Читаем Сара Бернар полностью

Похоже, Сара Бернар [4]никогда не знала своего отца. Ее биографы колеблются между морским офицером благородного происхождения Мюрелем, уроженцем Гавра, и студентом юридического факультета. Кем бы он ни был в действительности, этот человек, судя по всему, обеспечил ренту матери Сары. В своих мемуарах под названием «Моя двойная жизнь», опубликованных в 1907 году, Сара окружает образ отца тайной. Впрочем, говорит она о нем довольно мало, рассказывает, что после ее рождения и определения к кормилице он уехал в Китай, затем сообщает, что впоследствии он будто бы приезжал к ней, чтобы поговорить о ее будущем, прежде чем отвезти в монастырь. Присутствие этого мифического отца в ее мемуарах сводится к «мелодичному» и ласковому голосу, которым он говорил с ней на прощание о вещах «серьезных и печальных», отчего она горько плакала. Однако эти незначительные подробности не могут скрыть реального отсутствия отца, еще более усугубленного небрежностью матери, любовники которой никак не могли его заменить. О смерти этого призрачного отца ей сообщила мать, когда она еще находилась в монастыре. Сара изо всех сил старается доказать, что у нее было предчувствие его смерти еще до того, как приехала мать. В дальнейшем нет упоминаний об этом неизвестном отце, разве что когда речь идет о наследстве, оставленном им для дочери у нотариуса в Гавре, получить которое она могла только после замужества: так, вероятно, отец пытался уберечь ее от возможного повторения пути матери. В безусловно автобиографическом романе «Маленький идол», появившемся в 1920 году, Сара нарисует неправдоподобный портрет некоего любящего и добродетельного отца.
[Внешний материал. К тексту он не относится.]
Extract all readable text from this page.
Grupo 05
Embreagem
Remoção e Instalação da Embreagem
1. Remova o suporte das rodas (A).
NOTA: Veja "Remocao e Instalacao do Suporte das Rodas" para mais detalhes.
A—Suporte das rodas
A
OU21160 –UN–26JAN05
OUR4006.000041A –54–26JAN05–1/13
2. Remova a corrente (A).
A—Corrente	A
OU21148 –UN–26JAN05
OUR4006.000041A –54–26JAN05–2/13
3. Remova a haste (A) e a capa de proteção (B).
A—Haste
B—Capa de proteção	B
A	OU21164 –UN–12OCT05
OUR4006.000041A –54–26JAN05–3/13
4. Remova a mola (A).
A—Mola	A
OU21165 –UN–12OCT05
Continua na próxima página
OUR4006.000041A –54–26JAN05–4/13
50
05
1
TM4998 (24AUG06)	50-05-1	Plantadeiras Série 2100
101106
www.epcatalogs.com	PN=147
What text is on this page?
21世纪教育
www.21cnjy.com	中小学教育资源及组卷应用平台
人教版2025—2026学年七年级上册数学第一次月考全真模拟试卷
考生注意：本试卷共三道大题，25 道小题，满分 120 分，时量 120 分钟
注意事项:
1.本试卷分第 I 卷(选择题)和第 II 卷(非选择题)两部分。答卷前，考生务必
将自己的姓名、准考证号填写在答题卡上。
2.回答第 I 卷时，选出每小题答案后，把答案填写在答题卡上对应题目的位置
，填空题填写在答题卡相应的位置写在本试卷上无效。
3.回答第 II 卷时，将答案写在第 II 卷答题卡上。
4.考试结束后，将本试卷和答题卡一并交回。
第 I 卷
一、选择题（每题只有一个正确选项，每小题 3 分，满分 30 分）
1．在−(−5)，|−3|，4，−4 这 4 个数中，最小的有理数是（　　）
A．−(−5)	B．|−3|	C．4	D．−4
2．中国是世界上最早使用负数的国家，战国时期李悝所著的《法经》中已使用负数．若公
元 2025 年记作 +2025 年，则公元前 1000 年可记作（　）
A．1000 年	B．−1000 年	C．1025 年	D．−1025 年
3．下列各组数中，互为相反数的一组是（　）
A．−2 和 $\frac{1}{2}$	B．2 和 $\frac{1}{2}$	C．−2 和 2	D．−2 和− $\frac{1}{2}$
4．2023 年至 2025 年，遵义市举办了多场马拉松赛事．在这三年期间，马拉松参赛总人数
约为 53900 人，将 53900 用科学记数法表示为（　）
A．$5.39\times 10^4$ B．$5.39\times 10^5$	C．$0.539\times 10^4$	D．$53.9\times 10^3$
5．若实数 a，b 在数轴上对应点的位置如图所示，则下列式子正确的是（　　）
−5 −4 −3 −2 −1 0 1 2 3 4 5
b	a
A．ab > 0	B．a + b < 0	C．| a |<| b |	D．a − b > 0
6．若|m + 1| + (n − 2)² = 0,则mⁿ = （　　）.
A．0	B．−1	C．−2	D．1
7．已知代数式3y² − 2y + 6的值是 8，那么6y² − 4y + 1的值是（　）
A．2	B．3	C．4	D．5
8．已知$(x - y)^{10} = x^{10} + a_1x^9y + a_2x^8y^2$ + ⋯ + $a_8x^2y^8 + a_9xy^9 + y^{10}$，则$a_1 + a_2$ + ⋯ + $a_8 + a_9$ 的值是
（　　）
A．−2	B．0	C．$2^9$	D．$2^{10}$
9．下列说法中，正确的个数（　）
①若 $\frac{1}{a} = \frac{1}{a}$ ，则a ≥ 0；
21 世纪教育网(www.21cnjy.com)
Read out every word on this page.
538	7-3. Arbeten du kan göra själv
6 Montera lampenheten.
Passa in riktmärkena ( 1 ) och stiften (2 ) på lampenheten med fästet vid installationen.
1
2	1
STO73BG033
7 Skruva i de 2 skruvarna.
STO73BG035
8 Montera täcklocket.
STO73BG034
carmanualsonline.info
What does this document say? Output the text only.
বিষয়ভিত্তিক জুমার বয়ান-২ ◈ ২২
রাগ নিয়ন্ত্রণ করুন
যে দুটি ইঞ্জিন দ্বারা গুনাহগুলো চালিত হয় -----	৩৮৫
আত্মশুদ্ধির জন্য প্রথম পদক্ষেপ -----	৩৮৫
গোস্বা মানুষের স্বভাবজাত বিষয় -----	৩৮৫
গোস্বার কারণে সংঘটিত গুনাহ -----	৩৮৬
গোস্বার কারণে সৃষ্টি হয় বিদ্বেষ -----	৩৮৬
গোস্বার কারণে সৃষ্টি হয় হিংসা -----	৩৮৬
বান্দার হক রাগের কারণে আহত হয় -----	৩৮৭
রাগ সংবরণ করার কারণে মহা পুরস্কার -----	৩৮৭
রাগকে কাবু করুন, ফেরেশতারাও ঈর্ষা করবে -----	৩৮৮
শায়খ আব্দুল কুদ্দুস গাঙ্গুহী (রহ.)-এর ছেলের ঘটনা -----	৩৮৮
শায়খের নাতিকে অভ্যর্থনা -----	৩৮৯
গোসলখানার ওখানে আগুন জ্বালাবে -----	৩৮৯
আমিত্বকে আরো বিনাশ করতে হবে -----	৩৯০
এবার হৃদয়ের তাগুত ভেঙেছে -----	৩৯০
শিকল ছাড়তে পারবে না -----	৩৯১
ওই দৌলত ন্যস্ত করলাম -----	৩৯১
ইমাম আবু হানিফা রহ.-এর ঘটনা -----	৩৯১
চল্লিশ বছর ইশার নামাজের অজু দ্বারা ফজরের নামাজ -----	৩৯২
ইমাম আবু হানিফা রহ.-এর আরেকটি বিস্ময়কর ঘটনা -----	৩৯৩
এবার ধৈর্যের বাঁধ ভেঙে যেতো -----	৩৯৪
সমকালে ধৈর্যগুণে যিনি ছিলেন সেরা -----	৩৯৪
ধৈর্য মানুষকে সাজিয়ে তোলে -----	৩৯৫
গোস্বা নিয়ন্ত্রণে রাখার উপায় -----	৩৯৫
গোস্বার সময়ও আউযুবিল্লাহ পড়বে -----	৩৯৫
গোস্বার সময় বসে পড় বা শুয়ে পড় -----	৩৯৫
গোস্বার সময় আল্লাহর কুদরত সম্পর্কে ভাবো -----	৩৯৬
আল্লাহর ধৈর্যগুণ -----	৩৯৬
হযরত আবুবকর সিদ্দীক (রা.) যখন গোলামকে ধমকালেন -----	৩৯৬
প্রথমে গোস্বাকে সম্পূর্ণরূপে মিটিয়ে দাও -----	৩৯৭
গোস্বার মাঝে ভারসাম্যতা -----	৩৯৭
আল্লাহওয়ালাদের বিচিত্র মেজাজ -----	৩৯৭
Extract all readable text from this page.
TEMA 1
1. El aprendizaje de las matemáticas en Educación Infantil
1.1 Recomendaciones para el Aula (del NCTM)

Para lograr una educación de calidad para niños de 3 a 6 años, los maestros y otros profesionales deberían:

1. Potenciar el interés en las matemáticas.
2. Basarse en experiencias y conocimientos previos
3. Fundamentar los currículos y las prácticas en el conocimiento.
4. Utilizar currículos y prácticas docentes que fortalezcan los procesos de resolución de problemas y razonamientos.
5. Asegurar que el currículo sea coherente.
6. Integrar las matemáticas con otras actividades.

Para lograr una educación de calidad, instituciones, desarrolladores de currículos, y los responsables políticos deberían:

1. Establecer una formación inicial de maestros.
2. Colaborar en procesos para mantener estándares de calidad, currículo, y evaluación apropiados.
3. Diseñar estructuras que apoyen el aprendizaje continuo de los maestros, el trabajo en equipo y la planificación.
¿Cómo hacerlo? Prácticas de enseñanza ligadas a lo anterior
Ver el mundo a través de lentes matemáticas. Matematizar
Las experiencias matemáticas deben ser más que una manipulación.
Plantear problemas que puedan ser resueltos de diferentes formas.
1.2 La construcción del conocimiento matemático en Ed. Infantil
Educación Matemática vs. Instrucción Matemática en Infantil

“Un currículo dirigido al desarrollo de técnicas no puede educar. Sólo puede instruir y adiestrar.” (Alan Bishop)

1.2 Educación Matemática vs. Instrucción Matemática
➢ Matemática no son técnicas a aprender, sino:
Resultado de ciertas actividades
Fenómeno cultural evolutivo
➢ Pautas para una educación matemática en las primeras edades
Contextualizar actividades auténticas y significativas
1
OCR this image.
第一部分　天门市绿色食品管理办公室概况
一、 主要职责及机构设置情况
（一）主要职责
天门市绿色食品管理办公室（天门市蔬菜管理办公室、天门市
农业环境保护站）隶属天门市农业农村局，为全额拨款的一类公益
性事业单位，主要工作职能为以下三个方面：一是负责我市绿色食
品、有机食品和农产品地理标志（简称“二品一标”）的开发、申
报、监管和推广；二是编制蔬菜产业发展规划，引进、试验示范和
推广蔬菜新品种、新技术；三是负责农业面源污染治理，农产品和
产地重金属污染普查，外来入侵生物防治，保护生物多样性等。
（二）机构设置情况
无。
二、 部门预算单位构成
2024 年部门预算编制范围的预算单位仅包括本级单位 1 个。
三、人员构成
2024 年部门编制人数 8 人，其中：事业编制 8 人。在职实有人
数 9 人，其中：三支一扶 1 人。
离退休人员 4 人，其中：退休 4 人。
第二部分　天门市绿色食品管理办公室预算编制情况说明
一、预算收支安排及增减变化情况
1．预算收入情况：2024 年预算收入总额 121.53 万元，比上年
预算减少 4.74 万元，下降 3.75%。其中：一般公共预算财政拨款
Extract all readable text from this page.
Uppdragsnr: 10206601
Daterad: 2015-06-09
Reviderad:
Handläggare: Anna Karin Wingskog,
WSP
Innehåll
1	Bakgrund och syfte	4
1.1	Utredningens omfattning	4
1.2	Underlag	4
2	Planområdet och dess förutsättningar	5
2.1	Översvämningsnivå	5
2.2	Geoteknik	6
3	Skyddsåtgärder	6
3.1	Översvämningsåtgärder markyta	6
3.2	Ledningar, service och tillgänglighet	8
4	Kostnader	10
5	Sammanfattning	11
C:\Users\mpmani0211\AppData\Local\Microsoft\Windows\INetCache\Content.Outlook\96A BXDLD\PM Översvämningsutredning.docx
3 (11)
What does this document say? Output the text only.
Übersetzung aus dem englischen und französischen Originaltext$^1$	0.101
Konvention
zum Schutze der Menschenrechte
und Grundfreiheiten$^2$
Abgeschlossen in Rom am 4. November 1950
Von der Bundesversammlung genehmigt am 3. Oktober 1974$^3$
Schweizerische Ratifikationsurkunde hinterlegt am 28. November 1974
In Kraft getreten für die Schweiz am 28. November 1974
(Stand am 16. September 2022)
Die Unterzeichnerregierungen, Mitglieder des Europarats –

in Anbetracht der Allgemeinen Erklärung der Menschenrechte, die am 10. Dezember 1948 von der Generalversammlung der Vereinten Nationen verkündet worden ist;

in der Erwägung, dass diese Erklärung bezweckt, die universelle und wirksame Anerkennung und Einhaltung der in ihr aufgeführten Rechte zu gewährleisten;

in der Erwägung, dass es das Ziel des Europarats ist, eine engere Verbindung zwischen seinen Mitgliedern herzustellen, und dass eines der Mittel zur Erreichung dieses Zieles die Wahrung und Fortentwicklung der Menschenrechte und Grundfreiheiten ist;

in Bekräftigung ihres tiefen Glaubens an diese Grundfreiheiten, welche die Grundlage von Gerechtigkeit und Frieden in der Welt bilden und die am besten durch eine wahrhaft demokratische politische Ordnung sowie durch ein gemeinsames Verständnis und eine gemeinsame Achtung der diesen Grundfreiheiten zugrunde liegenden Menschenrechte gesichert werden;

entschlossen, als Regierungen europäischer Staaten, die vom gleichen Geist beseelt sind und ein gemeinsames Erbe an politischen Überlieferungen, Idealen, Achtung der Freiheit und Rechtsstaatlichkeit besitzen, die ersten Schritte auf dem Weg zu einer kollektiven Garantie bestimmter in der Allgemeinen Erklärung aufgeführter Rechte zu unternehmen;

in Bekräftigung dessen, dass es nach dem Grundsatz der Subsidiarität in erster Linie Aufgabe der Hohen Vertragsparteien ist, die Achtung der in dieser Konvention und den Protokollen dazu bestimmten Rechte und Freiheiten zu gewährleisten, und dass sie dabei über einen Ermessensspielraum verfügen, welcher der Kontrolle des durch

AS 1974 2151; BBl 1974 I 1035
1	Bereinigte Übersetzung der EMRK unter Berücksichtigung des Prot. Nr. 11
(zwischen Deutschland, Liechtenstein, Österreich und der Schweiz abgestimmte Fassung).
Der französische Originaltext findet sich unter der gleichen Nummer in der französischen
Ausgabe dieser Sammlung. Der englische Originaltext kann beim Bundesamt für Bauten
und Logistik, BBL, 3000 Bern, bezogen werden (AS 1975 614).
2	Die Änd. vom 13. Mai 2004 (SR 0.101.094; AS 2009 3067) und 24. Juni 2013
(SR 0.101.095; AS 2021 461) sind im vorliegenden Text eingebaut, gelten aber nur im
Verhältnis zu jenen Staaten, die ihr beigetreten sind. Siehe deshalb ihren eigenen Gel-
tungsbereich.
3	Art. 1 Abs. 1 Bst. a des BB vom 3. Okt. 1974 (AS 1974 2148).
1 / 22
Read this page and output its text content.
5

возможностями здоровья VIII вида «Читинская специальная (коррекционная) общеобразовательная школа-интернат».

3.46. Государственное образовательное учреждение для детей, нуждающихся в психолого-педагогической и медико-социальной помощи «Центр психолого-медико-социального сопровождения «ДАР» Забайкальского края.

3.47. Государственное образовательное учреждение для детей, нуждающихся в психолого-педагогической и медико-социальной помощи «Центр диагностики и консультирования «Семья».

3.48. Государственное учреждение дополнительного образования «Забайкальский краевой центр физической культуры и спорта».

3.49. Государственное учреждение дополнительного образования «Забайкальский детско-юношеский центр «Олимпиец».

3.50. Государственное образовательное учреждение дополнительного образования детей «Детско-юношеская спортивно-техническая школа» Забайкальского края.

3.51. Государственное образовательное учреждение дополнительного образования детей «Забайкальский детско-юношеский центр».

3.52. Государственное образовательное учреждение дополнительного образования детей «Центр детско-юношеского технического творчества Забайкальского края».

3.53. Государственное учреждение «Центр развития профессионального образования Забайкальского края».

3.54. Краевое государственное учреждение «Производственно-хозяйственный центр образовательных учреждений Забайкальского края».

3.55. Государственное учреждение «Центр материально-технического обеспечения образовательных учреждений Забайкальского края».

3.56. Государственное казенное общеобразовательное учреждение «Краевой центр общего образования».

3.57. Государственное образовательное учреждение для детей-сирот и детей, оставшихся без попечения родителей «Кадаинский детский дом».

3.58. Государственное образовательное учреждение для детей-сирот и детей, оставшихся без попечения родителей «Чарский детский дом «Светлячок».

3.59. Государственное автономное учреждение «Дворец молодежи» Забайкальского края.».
В 1840 году, за несколько лет до рождения Сары, Париж еще не был преображен бароном Османом [5], там царила нездоровая атмосфера, Сена катила сточные воды, улицы были кривыми и узкими. Чтобы составить себе представление о городе, стоит прочитать лишь первую страницу «Парижских тайн» Эжена Сю:

«Белесый, дрожащий свет фонарей, качавшихся под порывами ветра, отражался в грязной воде, текущей посреди покрытой слякотью мостовой. Обшарпанные дома смотрели на улицу своими редкими окнами в трухлявых рамах почти без стекол.

Темные вонючие проходы вели к еще более темным вонючим лестницам, настолько крутым, что подниматься по ним можно было лишь с помощью веревки, прикрепленной железными скобами к сырым стенам».

Понятно, что присутствие младенца не слишком нравилось мужчинам, посещавшим гостиную куртизанки, поэтому девочку очень скоро удалили из Парижа, отдав кормилице в Кемперле, в Бретани, в нескольких днях пути на дилижансе от семейного жилища. Подобная практика была весьма распространена в семьях, имевших для этого средства, так что не следует усматривать тут признак какой-то особой нелюбви. Однако Жюли, сама вечно в разъездах, редко навещала свою дочь, посылая лишь банкноты сестрам и поручая им заботиться о «малютке». И вот однажды трехлетняя девочка, на какое-то время оставленная кормилицей под присмотром ее парализованного мужа, упала со своего высокого стула в огонь очага. Собралось множество людей, в том числе и легкомысленная мать, поспешно примчавшаяся из Брюсселя в сопровождении докторов. Девочку окунули в посудину со свежим молоком, потом смазали сливочным маслом; в конце концов она оправилась от ожогов. Мать поселила кормилицу с мужем в Нёйи, препоручив их заботам дочь, а сама, не оставив адреса, уехала с одним из своих любовников — бароном Ларреем. И когда кормилица, овдовев, вышла замуж за консьержа с улицы Прованс, ей некого было известить о своем переезде в Париж вместе с маленькой Сарой.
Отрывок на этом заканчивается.